Tomé é aquele que, quando da ressurreição de Lázaro (Jo 11,16), disse que, se Jesus voltasse a Betânia, na Judéia, todos os discípulos deveriam voltar para morrer com Ele. Nisto já mostra, por sua racionalidade, a dificuldade em crer, em confiar. Tomé é, como já disse, a personificação da dúvida. Duvidou da presença de Jesus, entre os apóstolos, após a Sua morte, como acreditou que Jesus morreria se voltasse a Betânia.

"Podeis beber o cálice que Eu vou beber e ser batizados com o batismo com que serei batizado? Eles disseram: 'Podemos.' Jesus replicou: 'Do cálice que Eu beber, vós bebereis, e com o batismo com que Eu for batizado, sereis batizados.'" (Mc 10,38-39; Mt 20,22). Mas isto não haveria de ser naquele momento e lugar.

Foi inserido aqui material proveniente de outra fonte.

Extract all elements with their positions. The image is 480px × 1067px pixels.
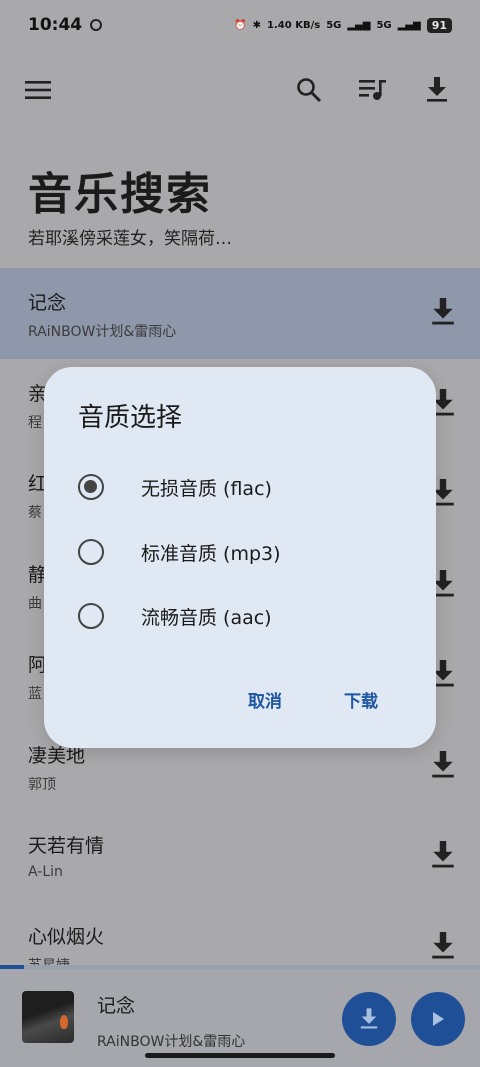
song-name: 记念	[28, 292, 67, 314]
download-icon[interactable]	[430, 750, 456, 779]
play-icon	[433, 1012, 444, 1026]
status-time: 10:44	[28, 15, 83, 35]
search-icon[interactable]	[293, 74, 325, 106]
signal-icon-2: ▂▄▆	[397, 19, 421, 31]
quality-dialog: 音质选择 无损音质 (flac) 标准音质 (mp3) 流畅音质 (aac) 取…	[44, 367, 436, 748]
download-icon[interactable]	[421, 74, 453, 106]
song-name: 心似烟火	[28, 925, 105, 948]
song-name: 天若有情	[28, 835, 105, 857]
option-label: 流畅音质 (aac)	[141, 606, 272, 629]
bluetooth-icon: ✱	[252, 19, 262, 31]
download-icon[interactable]	[430, 841, 456, 869]
status-bar: 10:44 ⏰ ✱ 1.40 KB/s 5G ▂▄▆ 5G ▂▄▆ 91	[0, 0, 480, 50]
page-subtitle: 若耶溪傍采莲女，笑隔荷…	[28, 229, 232, 249]
net-speed: 1.40 KB/s	[267, 19, 321, 31]
option-aac[interactable]: 流畅音质 (aac)	[78, 596, 408, 636]
download-button[interactable]: 下载	[344, 687, 378, 712]
dialog-title: 音质选择	[78, 403, 183, 433]
queue-music-icon[interactable]	[357, 74, 389, 106]
song-artist: RAiNBOW计划&雷雨心	[28, 324, 177, 340]
download-icon[interactable]	[430, 298, 456, 326]
status-app-icon	[90, 19, 103, 31]
option-mp3[interactable]: 标准音质 (mp3)	[78, 532, 408, 572]
radio-button[interactable]	[78, 474, 104, 500]
status-right-group: ⏰ ✱ 1.40 KB/s 5G ▂▄▆ 5G ▂▄▆ 91	[234, 17, 452, 33]
song-row[interactable]: 天若有情 A-Lin	[0, 811, 480, 902]
player-song-name: 记念	[97, 995, 136, 1017]
download-icon	[360, 1008, 378, 1029]
network-type-2: 5G	[376, 19, 392, 31]
signal-icon: ▂▄▆	[347, 19, 371, 31]
radio-button[interactable]	[78, 539, 104, 565]
player-download-button[interactable]	[342, 992, 396, 1046]
album-cover	[22, 991, 74, 1043]
cancel-button[interactable]: 取消	[248, 687, 282, 712]
song-artist: A-Lin	[28, 864, 63, 880]
download-icon[interactable]	[430, 931, 456, 960]
song-artist: 郭顶	[28, 776, 56, 793]
player-song-artist: RAiNBOW计划&雷雨心	[97, 1034, 246, 1050]
song-row[interactable]: 记念 RAiNBOW计划&雷雨心	[0, 268, 480, 359]
option-label: 无损音质 (flac)	[141, 477, 272, 500]
radio-button[interactable]	[78, 603, 104, 629]
menu-icon[interactable]	[22, 74, 54, 106]
network-type: 5G	[326, 19, 342, 31]
option-label: 标准音质 (mp3)	[141, 542, 281, 565]
alarm-icon: ⏰	[234, 19, 247, 31]
battery-indicator: 91	[426, 17, 452, 33]
option-flac[interactable]: 无损音质 (flac)	[78, 467, 408, 507]
page-title: 音乐搜索	[28, 169, 212, 220]
app-bar	[0, 62, 480, 118]
home-indicator[interactable]	[145, 1053, 335, 1058]
play-button[interactable]	[411, 992, 465, 1046]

Antes de Sua ascensão (fato ocorrido em Betânia), portanto depois de Sua morte e ressurreição, Jesus deu-lhes as últimas instruções: "Eis que Eu vos enviarei o que meu Pai prometeu (o Espírito Santo). Por isso, permanecei na cidade até serdes revestidos da força do Alto." (Lc 24,49)

Jesus permite que a dúvida de Tomé seja saciada. Na verdade Ele não precisava do testemunho de Tomé, mas, para que as duas Igrejas permanecessem coesas, para que fé e razão pudessem caminhar juntas, a dúvida teria de ser eliminada, pois a integração entre o humano e o divino deveria acontecer, por fazer parte do plano de Deus. Então, aquele diálogo de Jesus com a humanidade pecadora, quando ela não o reconheceu, foi preciso a fim de que Jesus mostrasse à Igreja a necessidade de Sua encarnação. Para que isto acontecesse e se tornasse público, precisava saciar aquela dúvida. Jesus fez isto usando a figura de Tomé, ao atender o seu pedido.

"Oito dias depois, achavam-se os discípulos, de novo, dentro de casa, e Tomé com eles. Jesus veio, estando as portas fechadas, pôs-se no meio deles e disse: 'A paz esteja convosco!' Disse depois a Tomé: 'Põe o teu dedo aqui e vê minhas mãos! Estende a tua mão e põe-na no meu lado e não sejas incrédulo, mas acredita!'"

Jesus permitiu que isto acontecesse para que tenhamos mais fé nas coisas de Deus, para que conheçamos e acreditemos nas verdades reveladas. A dúvida em si não é pecado, principalmente quando se traduz numa busca da verdade.

Desta forma soubemos, também, da integração entre as duas Igrejas. Por isso este Evangelho precisa ser visto dos versículos 11 ao 29, pois é aí que está a sua essência. E o ponto chave é o momento em que a humanidade pecadora diz: "Senhor, se foste tu que o levaste, dize-me onde o puseste e eu o irei buscar!"

A cada vez que lemos o Evangelho, vamos descobrindo verdades e ensinamentos encobertos. Ele contém um "código" interminável, de uma riqueza inesgotável. A beleza do Evangelho é justamente esta: a cada leitura percebemos novos ensinamentos. Este é o maravilhoso poder das palavras de Jesus. Refletindo sobre elas, chegamos a um intrigante quebra-cabeça possível de ser decifrado.

Ao ler o Evangelho devemos procurar as palavras chaves. A ideia principal nem sempre está naquele trecho selecionado para a liturgia do dia. Por isso devemos ler um pouco antes e um pouco depois, para entendermos melhor a mensagem, o ensinamento que contém.

A luz de Jesus nos é transmitida através do Evangelho, que nos ilumina, irradiando sobre nós seus raios de vários matizes. Por isso, antes de iniciarmos sua leitura, devemos pedir ao Espírito Santo que nos ilumine.

 

1 Não se refere aqui a irmãos no sangue, que não possuía, mas àquilo que disse: "Quem é minha mãe e meus irmãos? E, percorrendo com o olhar os que estavam sentados ao Seu redor, continuou: 'Eis a minha mãe e os meus irmãos. Quem fizer a vontade de Deus, esse é meu irmão, irmã e mãe.'" (Mc 3,33); ou quando diz: "Minha mãe e meus irmãos são aqueles que ouvem a palavra de Deus e a põem em prática." (Lc 8,21)

 

Referência: LOPES, Raymundo.Ressurreição III: Jo 20, 11-29. In: LEMBI, Francisco (Org.). O Código Jesus. Belo Horizonte: Magnificat, 2007. p. 219.